Studies examining risk factors and circumstances surrounding emergency colorectal cancer diagnosis are limited. Incidence of obstructing and perforated colorectal cancers is variously estimated in the literature, from 8% to 40% due to varying definition, from sub-occlusion to the necessity of emergency surgery. Using a strict definition of obstruction through population-based studies, approximately, 10% will occur in an emergency context because of obstruction, and less than 5% because of perforation [32,33,34].

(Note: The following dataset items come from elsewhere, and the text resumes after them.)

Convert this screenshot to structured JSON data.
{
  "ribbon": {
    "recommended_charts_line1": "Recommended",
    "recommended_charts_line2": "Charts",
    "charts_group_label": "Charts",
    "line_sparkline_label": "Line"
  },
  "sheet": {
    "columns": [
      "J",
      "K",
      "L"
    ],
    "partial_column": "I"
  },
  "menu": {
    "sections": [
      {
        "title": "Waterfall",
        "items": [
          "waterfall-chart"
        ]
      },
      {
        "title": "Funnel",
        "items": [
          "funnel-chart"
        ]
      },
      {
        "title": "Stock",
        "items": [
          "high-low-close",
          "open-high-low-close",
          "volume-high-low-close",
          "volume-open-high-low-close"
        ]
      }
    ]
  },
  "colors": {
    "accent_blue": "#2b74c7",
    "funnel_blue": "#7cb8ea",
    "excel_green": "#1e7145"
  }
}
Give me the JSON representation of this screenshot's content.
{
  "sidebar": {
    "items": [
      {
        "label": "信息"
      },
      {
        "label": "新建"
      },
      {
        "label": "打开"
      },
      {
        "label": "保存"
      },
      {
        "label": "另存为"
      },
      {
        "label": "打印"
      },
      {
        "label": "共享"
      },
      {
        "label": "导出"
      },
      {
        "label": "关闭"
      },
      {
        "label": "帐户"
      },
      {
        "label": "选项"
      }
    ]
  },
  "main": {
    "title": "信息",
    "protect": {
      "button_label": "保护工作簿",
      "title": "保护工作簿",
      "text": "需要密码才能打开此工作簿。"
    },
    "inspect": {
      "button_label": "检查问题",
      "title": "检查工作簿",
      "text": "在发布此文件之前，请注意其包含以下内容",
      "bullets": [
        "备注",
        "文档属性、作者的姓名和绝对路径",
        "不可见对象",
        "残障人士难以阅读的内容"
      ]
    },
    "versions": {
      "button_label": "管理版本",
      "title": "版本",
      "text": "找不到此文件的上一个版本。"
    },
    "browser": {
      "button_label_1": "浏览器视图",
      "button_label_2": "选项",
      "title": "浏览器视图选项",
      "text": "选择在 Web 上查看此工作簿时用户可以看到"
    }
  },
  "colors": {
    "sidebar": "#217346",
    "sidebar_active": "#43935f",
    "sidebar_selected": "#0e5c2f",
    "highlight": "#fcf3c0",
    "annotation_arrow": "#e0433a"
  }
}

Two large database studies [34, 35] have found that patients with advanced age (adjusted odds ratios, aORper 10 years increment = 1.19; 95% confidence interval, 1.16–1.22 [34], and aOR80 years vs. 70 years = 1.49; 1.47–1.52 [35]), women (aOR = 1.08; 1.01–1.14 and 1.12; 1.08–1.16, respectively), and patients with lower income (aORlowest vs. highest = 1.28; 1.18–1.39) [34] or higher socioeconomic deprivation (aORmost vs. least deprived = 1.54; 1.45–1.64) [35] and comorbidities are significantly associated with emergency presentation. In the Canadian population-based study, which included 41,356 patients (7739 emergency presentations), Rabeneck et al. [34] reported that lack of a regular source of a family physician (aOR = 1.43; 1.30–1.54) and not having a previous bowel evaluation (aOR = 1.45; 1.33–1.59) were additionally associated with colorectal cancer emergencies and consistent with other studies [36,37,38]. In their large study of over 90,000 patients, Wallace and colleagues found that ethnicity had an impact on the risk of an emergency admission for colorectal cancer, with higher risk for nonwhite patients (aOR = 1.13; 1.02–1.24) [35]. The most recent systematic review by Mitchell et al. [39] identified 19 studies that considered factors associated with diagnosis of colorectal cancer in the context of an emergency presentation and found older age to be a strong significant factor in the majority of the studies analyzed, with aOR varying from 1.19 to 5.85. Results for the other risk factors were less conclusive. Evidence regarding symptoms before emergency cancer diagnosis is still limited. Abdominal pain, constipation, weight loss, and diarrhea are the preceding symptoms more generally associated with an increased risk of emergency presentation [39,40,41,42].

2.6 Conclusion

Colorectal cancer is the third most common cancer in men and the second in women worldwide (2012). Starting from the mid-1990s, incidence rates decline for both sexes in the high-risk countries (mostly developed countries) whereas increase in most middle-risk ones (mostly developing countries). Five-year net colorectal cancer survival varies from 35% to 75%. Survival varies little between 1995 and 1999 and 2000–2014. The main risk factors for colorectal cancer are environmental factors (obesity, tobacco use, alcohol intake, sedentary behavior, and consumption of red and processed meat), inflammatory bowel disease (ulcerative colitis and Crohn’s disease), family or personal history of colorectal cancer or large adenoma, and inherited genetic factors (familial adenomatosis polyposis and hereditary nonpolyposis colorectal cancer). Colorectal cancer diagnosis occurs in an emergency context in about 10% because of obstruction and less than 5% because of perforation particularly in older patients, women, and patients with socioeconomic deprivation and comorbidities.